We can see that the approximation error decreases as the number of constraints increases, but that there are diminishing returns for increasing the budget beyond a certain point.

Data Removal

In the final two experiments, we rank the training set according to the value estimates obtained with Monte Carlo Least Core. Then, we incrementally remove up to 40% of the most / least valuable training points, train the model on this subset and compute its accuracy on the previously held-out test set.

Remove Best

We start by removing the best data points and seeing how the model's accuracy evolves. We repeat the whole process (valuation and removal) several times to assess the stability of the results.

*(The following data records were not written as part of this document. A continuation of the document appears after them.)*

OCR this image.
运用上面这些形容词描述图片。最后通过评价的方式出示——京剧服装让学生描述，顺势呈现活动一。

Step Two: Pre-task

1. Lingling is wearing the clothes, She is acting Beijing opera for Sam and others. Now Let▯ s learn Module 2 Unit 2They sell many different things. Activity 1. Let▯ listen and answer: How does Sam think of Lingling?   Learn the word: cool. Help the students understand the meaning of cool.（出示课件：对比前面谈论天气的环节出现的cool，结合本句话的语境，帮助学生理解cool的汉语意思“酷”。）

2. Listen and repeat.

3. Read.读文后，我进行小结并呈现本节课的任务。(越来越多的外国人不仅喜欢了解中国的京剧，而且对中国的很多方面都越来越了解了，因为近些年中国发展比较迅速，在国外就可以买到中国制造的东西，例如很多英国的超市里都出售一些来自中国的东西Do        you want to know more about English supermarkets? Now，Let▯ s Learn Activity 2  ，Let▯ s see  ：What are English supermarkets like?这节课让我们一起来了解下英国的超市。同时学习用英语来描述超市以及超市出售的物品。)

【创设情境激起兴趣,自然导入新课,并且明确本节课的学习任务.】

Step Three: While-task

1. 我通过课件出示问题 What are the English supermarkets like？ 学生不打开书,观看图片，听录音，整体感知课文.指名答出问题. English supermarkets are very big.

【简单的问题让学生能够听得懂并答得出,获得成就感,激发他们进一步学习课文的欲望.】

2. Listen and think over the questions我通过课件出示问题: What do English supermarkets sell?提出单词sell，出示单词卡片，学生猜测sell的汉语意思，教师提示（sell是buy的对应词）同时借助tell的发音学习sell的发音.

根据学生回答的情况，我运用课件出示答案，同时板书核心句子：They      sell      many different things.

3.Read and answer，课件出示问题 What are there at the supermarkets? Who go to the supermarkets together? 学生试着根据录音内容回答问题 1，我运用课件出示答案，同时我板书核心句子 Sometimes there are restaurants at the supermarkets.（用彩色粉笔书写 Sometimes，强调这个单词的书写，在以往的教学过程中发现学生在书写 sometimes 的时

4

from pydvl.valuation.methods.random import RandomValuation

removal_percentages = np.arange(0, 0.41, 0.05)
methods = [
    RandomValuation(random_state=seed),
    MonteCarloLeastCoreValuation(
        utility=utility, n_samples=n_iterations, progress=False, seed=seed
    ),
]
all_scores = []
for i in trange(n_runs, position=0, desc=f"Removing best points, {n_runs} times"):
    for method in methods:
        with parallel_config(n_jobs=n_jobs):
            valuation.fit(train)
        result = valuation.values()

        scores = compute_removal_score(
            utility,
            result,
            train,
            removal_percentages,
            remove_best=True,
            progress=False,
        )

        scores["method_name"] = method.__class__.__name__
        all_scores.append(scores)

scores_df = pd.DataFrame(all_scores)

We can clearly see that removing the most valuable data points, as given by the Least Core method, leads to, on average, a decrease in the model's performance and that the method outperforms random removal of data points.

Remove Worst

We then proceed to removing the worst data points and seeing how the model's accuracy evolves.

all_scores = []
for i in trange(n_runs, position=0, desc=f"Removing best points, {n_runs} times"):
    for method in methods:
        with parallel_config(n_jobs=n_jobs):
            valuation.fit(train)
        result = valuation.values()

        scores = compute_removal_score(
            utility,
            result,
            train,
            removal_percentages,
            remove_best=False,
            progress=False,
        )

        scores["method_name"] = method.__class__.__name__
        all_scores.append(scores)

scores_df = pd.DataFrame(all_scores)

We can clearly see that removing the least valuable data points, as given by the Least Core method, leads to, on average, an increase in the model's performance and that the method outperforms the random removal of data points.